I know that if you opted for a Burton Ruler Wide or Salomon Dialogue Wide in size 8 or 8.5 you would be supported, comfortable and STOKED.


----------



## f00bar (Mar 6, 2014)

I think you may have over analyzed why things went wrong Wired and the shop was perhaps simply trying to push what they had left in stock. 

This is especially common towards the end of season and I know for a fact that I was a victim of this on my first boots that I bought.

Unfortunately I think this is more common than not properly sizing the boot.


----------



## Nito (Oct 16, 2007)

Hi Starlyght,
I was in your shoes with the foot volume problem. I think Wired analysis is correct and here was my work around. Note I have a size 8 foot and bought a size 9 Burton Sabbath.
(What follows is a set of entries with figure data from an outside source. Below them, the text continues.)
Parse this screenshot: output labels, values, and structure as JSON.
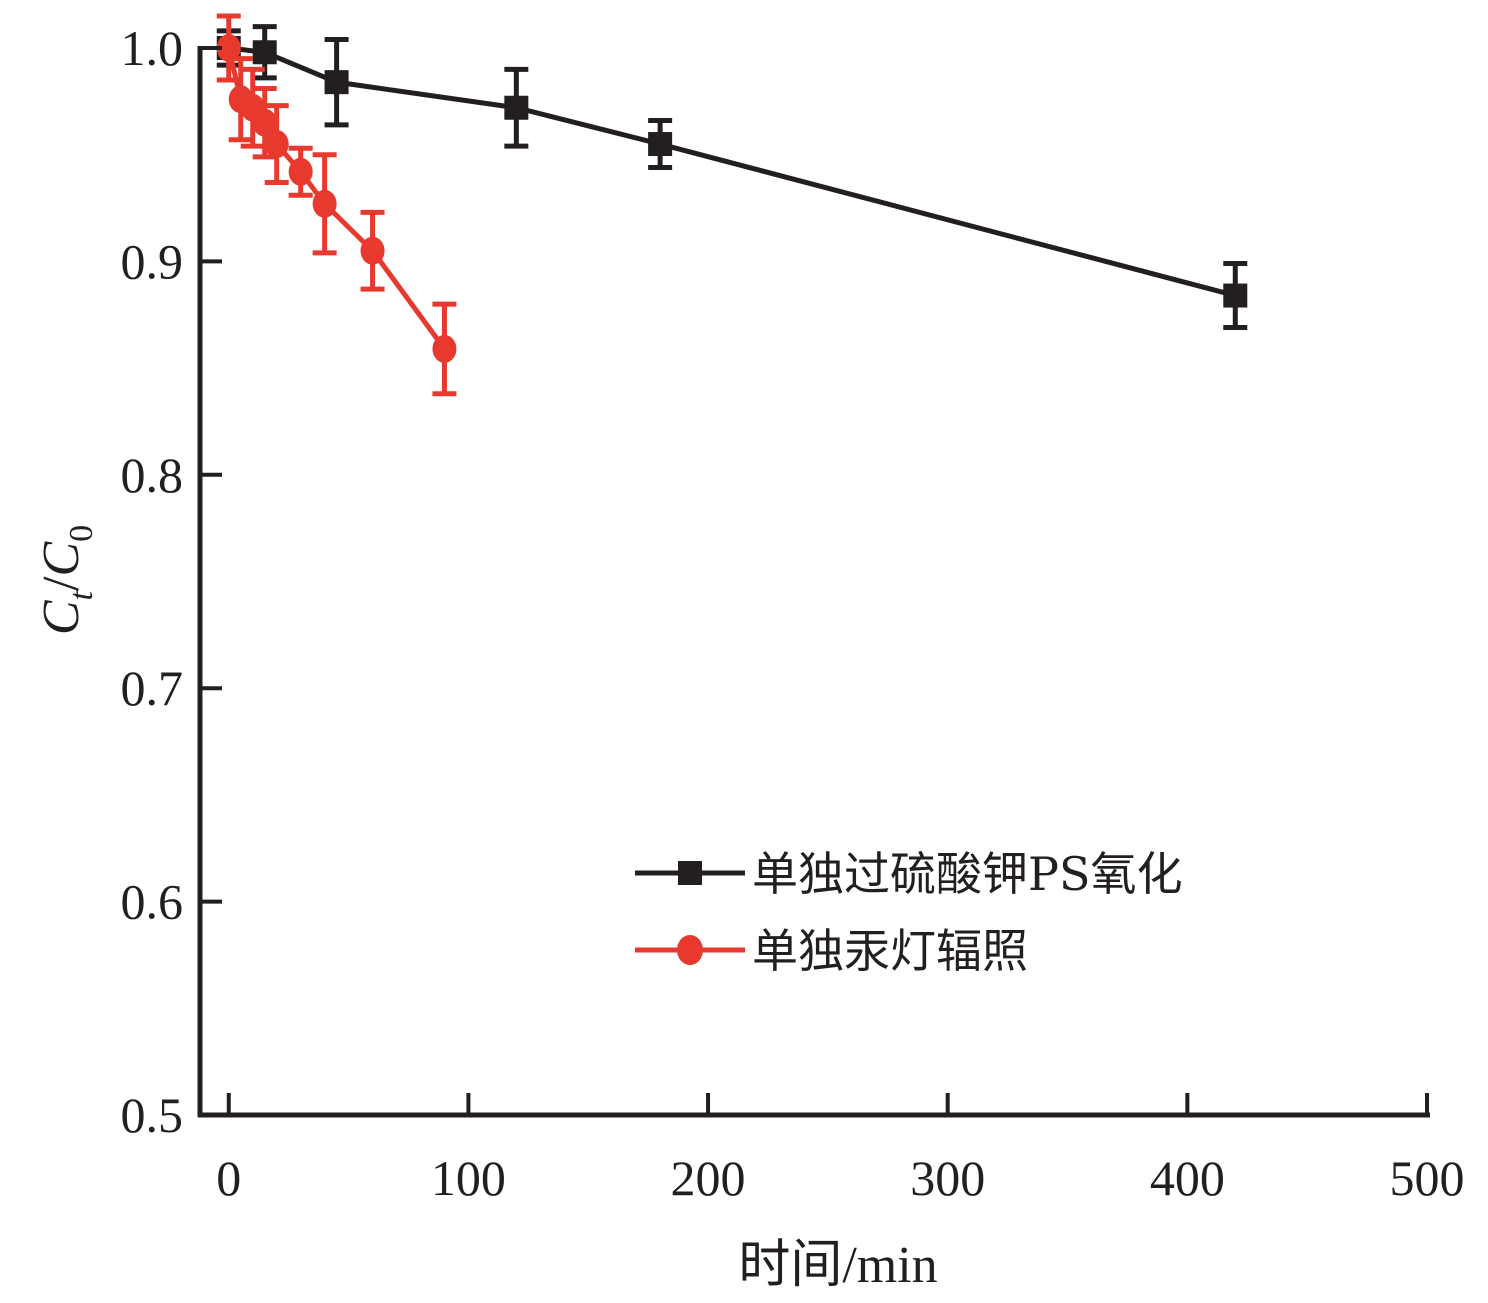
{
  "chart_data": {
    "type": "line",
    "title": "",
    "xlabel": "时间/min",
    "ylabel": "Ct/C0",
    "ylabel_parts": {
      "main1": "C",
      "sub1": "t",
      "slash": "/",
      "main2": "C",
      "sub2": "0"
    },
    "xlim": [
      -12,
      500
    ],
    "ylim": [
      0.5,
      1.0
    ],
    "xticks": [
      "0",
      "100",
      "200",
      "300",
      "400",
      "500"
    ],
    "xtick_values": [
      0,
      100,
      200,
      300,
      400,
      500
    ],
    "yticks": [
      "0.5",
      "0.6",
      "0.7",
      "0.8",
      "0.9",
      "1.0"
    ],
    "ytick_values": [
      0.5,
      0.6,
      0.7,
      0.8,
      0.9,
      1.0
    ],
    "grid": false,
    "legend_position": "lower-right",
    "series": [
      {
        "name": "单独过硫酸钾PS氧化",
        "color": "#231f20",
        "marker": "square",
        "x": [
          0,
          15,
          45,
          120,
          180,
          420
        ],
        "y": [
          1.0,
          0.998,
          0.984,
          0.972,
          0.955,
          0.884
        ],
        "err": [
          0.008,
          0.012,
          0.02,
          0.018,
          0.011,
          0.015
        ]
      },
      {
        "name": "单独汞灯辐照",
        "color": "#e8392f",
        "marker": "circle",
        "x": [
          0,
          5,
          10,
          15,
          20,
          30,
          40,
          60,
          90
        ],
        "y": [
          1.0,
          0.976,
          0.972,
          0.965,
          0.955,
          0.942,
          0.927,
          0.905,
          0.859
        ],
        "err": [
          0.015,
          0.019,
          0.018,
          0.016,
          0.018,
          0.011,
          0.023,
          0.018,
          0.021
        ]
      }
    ]
  }
}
1) Purchase a custom foot bed to help keep your feet from sliding forward. I bought Sole brand from REI.
2) Break the boots in by wearing thin socks and gradually increasing sock thickness. I initially wore sock liners and eventually wore Thorlo Snowboard socks. The boot liner will break in and expand foot volume.
3) Since you boot uses Speed Laces, they probably have dual zone. Tighten the lower box so the boot is snug but comfy. Tighten the leg zone tight, you can always loosen later.


----------



## Nito (Oct 16, 2007)

PS - You don't need to heat the Foot beds, just insert them into the boot and wear them. It will be uncomfortable at first but you need to get you boot warmed up to mold the inserts. I played a Wii game with my nephew to break them in.
PPS- You could also have custom have custom inserts made; no break in of the footbeds required but you still will need to break in the inserts.


----------